No news is good news

When there's just not much to write about, there's just....not much to write about. The good news is that, as of late, no news IS good news. The days begin and end mildly. It's as if the Universe has decided to reward me with real, honest-to-god peace and quiet. You know, that thing that I've been wanting for, oh, I don't know, my whole fucking life.

This is truly unusual. I do not get cool-down periods. My life just doesn't work that way - and yet, here we are. It's as if some deity finally took notice of just how fucked the last year has been and went "Hey, we've been really rough on Teressa. Let's stop being an asshole to her for awhile."

I kept waiting for the other shoe to drop. And I'd be remiss if I said that I didn't have some tiny part of my eye focused on the sky above, keeping watch of the anvil that always seems ready to crash onto my skull. But for the most part, I'm relaxed. I have confidence in the smooth seas ahead. I'm not dashing from one end of the ship to the other, rigging the masts and loading the cannons. I'm just...sailing.

This would be the perfect opportunity for the Universe to prove me wrong, which it eventually will, because hey, Life, but still, all is well in my tiny corner of the world. I accept that my battles are wars, but holy shit, if we haven't reached some kind of truce, then I don't know what this is.
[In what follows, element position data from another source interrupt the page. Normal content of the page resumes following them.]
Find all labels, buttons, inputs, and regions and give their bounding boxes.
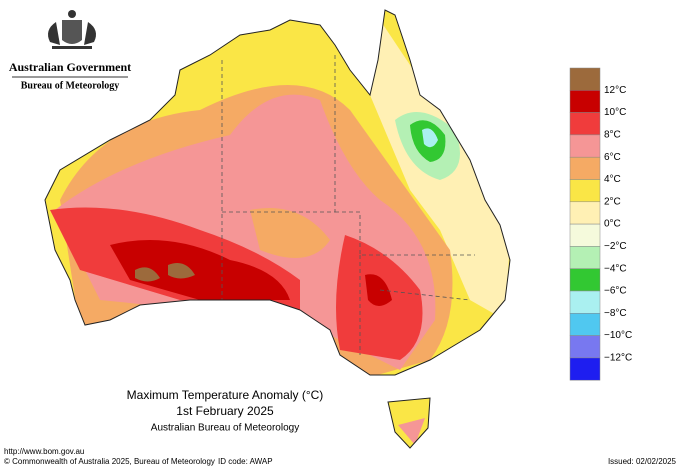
legend-label: 8°C [604, 130, 621, 141]
map-date: 1st February 2025 [176, 404, 274, 418]
agency: Australian Government [9, 60, 131, 74]
legend-label: −6°C [604, 286, 627, 297]
legend-label: −12°C [604, 353, 632, 364]
legend: 12°C 10°C 8°C 6°C 4°C 2°C 0°C −2°C −4°C −6°C −8°C −… [569, 67, 632, 381]
legend-swatch [569, 90, 601, 113]
legend-label: 2°C [604, 196, 621, 207]
legend-swatch [569, 313, 601, 336]
legend-swatch [569, 156, 601, 180]
map-source: Australian Bureau of Meteorology [151, 423, 299, 434]
legend-swatch [569, 201, 601, 225]
legend-label: 0°C [604, 219, 621, 230]
legend-label: 12°C [604, 85, 626, 96]
legend-swatch [569, 223, 601, 247]
legend-swatch [569, 112, 601, 136]
legend-label: 4°C [604, 174, 621, 185]
state-borders [221, 55, 475, 355]
legend-label: −10°C [604, 330, 632, 341]
legend-swatch [569, 357, 601, 381]
legend-label: −2°C [604, 241, 627, 252]
legend-swatch [569, 246, 601, 269]
bureau: Bureau of Meteorology [21, 80, 120, 91]
legend-label: 6°C [604, 152, 621, 163]
footer-id: ID code: AWAP [218, 457, 273, 466]
legend-label: −8°C [604, 308, 627, 319]
legend-label: −4°C [604, 263, 627, 274]
legend-label: 10°C [604, 107, 626, 118]
coat-of-arms [48, 10, 96, 49]
legend-swatch [569, 290, 601, 314]
legend-swatch [569, 67, 601, 91]
legend-swatch [569, 335, 601, 359]
legend-swatch [569, 268, 601, 292]
footer-issued: Issued: 02/02/2025 [608, 457, 677, 466]
map-title: Maximum Temperature Anomaly (°C) [127, 388, 324, 402]
legend-swatch [569, 179, 601, 203]
footer-url: http://www.bom.gov.au [4, 447, 84, 456]
coastline [44, 9, 511, 449]
footer-copyright: © Commonwealth of Australia 2025, Bureau… [4, 457, 215, 466]
legend-swatch [569, 134, 601, 158]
I'll worry about complacency later. For now, daaaaaamn, a girl could get used to this.

This entry was originally posted at https://quirkytizzy.dreamwidth.org/1106713.html
I was gonna message you tomorrow if I hadn't seen anything new here. It'd been a bit more than a week of radio silence. I'm glad you're ok.
Hm, in that terms it sounds like the big times of unrest within yourself truly were caused by hormones.
'Cause hormones have the power of making a thing work that way...
Hooray for boring!

Missin' you 'n yer verbiage pretty bad, though.